Additional data published in the period since performing our survey reflects the continued evolution of this field as well as the increasing complexity facing clinicians.

The robust, mature survival data from the PRODIGE 23 trial may increase uptake of this induction chemotherapy approach, which the most recent NCCN guidelines recommend for > T3 tumours, any N + or locally unresectable disease [11]. However, the transitory decrement in quality of life by the addition of triplet chemotherapy must be considered [29]. In addition, it must be acknowledged that this regimen may be unfeasible in an older, frailer, real-world population, a cohort that has not been well represented in TNT studies to date [30].

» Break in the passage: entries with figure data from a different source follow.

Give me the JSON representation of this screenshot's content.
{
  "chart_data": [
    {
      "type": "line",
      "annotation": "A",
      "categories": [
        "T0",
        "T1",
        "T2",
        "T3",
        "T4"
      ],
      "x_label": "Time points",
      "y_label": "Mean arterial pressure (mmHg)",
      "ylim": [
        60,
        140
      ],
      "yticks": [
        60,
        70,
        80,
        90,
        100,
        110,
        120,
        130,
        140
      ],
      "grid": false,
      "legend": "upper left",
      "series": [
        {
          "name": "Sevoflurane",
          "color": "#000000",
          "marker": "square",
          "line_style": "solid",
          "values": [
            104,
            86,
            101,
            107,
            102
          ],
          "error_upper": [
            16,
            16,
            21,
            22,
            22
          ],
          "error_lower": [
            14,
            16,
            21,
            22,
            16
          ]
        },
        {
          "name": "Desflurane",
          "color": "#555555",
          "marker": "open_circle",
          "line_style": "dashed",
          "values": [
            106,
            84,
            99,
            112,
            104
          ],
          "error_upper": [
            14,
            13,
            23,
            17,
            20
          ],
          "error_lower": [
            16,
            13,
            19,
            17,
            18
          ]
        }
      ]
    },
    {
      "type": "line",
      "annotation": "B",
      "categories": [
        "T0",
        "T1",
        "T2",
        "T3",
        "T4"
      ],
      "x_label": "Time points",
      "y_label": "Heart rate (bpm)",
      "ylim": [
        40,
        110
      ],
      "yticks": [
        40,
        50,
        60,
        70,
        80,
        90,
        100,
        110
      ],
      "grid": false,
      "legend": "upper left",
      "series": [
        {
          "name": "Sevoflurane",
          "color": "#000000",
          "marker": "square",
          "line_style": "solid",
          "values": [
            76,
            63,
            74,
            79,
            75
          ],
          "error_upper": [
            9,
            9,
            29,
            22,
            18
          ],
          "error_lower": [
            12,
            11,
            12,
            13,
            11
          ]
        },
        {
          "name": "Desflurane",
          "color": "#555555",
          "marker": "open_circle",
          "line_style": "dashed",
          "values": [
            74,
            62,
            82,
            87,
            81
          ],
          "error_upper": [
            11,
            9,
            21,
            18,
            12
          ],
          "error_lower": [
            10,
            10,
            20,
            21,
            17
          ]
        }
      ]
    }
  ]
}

Meanwhile, the PROSPECT trial, also presented at ASCO 2023, made the case for omitting radiation in lower-risk rectal tumours [31]. This randomized phase III trial compared standard neoadjuvant LCCRT vs neoadjuvant FOLFOX with omission of radiotherapy provided the tumour had regressed by at least 20%. Patients with T2N + , T3N − or T3N + tumours were recruited whilst those with more advanced diseases were excluded (distal, T4 tumours, threatened radial margins or > 4 lymph nodes). Similar rates of local recurrence, DFS and OS were reported, but importantly, radiation was omitted in over 90% of cases with neoadjuvant FOLFOX. This de-escalation approach might provide an alternative option in lower-risk patients keen to avoid radiotherapy.

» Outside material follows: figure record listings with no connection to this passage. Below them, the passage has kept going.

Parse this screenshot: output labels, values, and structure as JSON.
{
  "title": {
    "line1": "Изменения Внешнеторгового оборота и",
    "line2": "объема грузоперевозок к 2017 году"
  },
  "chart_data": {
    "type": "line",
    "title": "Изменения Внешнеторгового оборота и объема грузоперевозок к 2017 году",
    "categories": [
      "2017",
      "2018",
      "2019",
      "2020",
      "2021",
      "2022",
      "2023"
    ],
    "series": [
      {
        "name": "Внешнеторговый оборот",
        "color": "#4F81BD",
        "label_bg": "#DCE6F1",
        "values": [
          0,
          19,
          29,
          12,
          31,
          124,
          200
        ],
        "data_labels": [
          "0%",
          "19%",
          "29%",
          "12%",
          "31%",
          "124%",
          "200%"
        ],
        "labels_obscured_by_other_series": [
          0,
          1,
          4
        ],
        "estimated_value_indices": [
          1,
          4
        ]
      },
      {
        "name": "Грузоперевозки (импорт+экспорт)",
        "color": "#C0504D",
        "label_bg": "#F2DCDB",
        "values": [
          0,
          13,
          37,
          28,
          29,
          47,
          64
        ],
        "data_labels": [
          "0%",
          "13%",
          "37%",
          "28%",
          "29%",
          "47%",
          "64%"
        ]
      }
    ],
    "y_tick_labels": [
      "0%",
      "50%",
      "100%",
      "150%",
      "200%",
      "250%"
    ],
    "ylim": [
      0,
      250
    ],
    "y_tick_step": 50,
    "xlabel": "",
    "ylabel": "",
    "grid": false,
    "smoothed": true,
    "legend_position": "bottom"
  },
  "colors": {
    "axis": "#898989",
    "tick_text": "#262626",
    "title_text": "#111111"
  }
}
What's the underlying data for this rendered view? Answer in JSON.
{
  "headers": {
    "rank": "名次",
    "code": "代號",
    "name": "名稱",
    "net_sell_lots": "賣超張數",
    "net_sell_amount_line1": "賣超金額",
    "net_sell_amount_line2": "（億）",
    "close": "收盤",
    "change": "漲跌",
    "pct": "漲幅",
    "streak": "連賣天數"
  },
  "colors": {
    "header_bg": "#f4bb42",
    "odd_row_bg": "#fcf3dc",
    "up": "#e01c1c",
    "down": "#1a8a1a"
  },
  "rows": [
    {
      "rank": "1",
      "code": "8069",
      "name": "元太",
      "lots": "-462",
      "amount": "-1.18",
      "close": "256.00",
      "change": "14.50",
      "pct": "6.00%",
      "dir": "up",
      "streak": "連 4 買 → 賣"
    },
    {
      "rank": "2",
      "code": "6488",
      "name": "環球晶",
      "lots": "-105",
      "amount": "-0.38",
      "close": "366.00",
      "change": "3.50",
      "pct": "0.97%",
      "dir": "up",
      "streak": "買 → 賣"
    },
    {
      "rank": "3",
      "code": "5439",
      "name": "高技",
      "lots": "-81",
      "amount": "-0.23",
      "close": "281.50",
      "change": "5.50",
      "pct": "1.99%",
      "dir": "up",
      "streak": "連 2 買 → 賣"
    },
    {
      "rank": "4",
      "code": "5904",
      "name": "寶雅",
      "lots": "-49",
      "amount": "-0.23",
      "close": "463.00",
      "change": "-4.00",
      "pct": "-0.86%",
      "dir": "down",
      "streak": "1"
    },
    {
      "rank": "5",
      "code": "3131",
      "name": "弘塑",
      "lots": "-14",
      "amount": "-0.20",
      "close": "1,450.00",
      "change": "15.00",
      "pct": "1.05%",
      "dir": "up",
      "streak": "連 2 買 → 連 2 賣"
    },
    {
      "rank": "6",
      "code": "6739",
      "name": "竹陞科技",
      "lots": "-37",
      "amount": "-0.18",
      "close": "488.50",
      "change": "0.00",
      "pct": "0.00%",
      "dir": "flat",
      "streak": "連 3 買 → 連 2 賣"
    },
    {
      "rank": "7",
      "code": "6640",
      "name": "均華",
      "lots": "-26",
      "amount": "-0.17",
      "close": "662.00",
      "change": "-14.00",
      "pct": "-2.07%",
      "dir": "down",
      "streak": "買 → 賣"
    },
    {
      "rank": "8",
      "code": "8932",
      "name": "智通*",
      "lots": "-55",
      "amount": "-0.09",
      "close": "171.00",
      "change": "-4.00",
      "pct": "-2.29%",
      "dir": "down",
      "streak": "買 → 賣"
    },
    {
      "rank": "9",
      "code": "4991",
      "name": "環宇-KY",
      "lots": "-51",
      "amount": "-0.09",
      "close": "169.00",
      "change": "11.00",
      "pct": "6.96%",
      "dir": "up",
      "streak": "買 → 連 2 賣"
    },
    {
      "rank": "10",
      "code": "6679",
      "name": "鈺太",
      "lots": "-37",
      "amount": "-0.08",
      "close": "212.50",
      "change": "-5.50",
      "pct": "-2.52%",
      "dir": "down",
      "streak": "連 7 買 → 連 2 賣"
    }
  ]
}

Finally, neoadjuvant immunotherapy for patients with deficient mismatch repair protein (dMMR) colorectal cancer has gained further traction with data from a number of trials showing high response rates [28, 29]. In light of this new data and considering chemotherapy may be less effective in this molecular subgroup of tumours, NCCN has adopted immunotherapy as the preferred approach for dMMR/MSI-H rectal cancer with the option of non-operative management for those achieving a complete clinical response.

Conclusion

This survey illustrated the general acceptance of TNT by rectal cancer specialists as a valuable treatment strategy for higher-risk category LARC. Most physicians agreed that early-stage tumours could be managed with surgery alone. Intermediate-risk cancer was deemed to require neoadjuvant therapy but provided the most heterogeneity regarding the optimal strategy. Most respondents preferred TNT for bad-risk cancer with almost complete unanimity for advanced-risk disease. There was a general preference for a consolidation TNT regimen in which neoadjuvant LCCRT is followed by systemic chemotherapy preoperatively. This approach may be favoured to facilitate a watch-and-wait, non-operative approach, which has gained increasing popularity amongst clinicians and patients alike. Finally, recent data demonstrating a survival advantage for induction FOLFIRINOX, the safe omission of radiotherapy for lower-risk cancers and immunotherapy for dMMR tumours highlight the need for an individualized treatment approach. It remains best practice to formulate a nuanced, bespoke treatment plan, incorporating selective use of TNT as discussed by a multidisciplinary team and in keeping with the patient’s goals of care.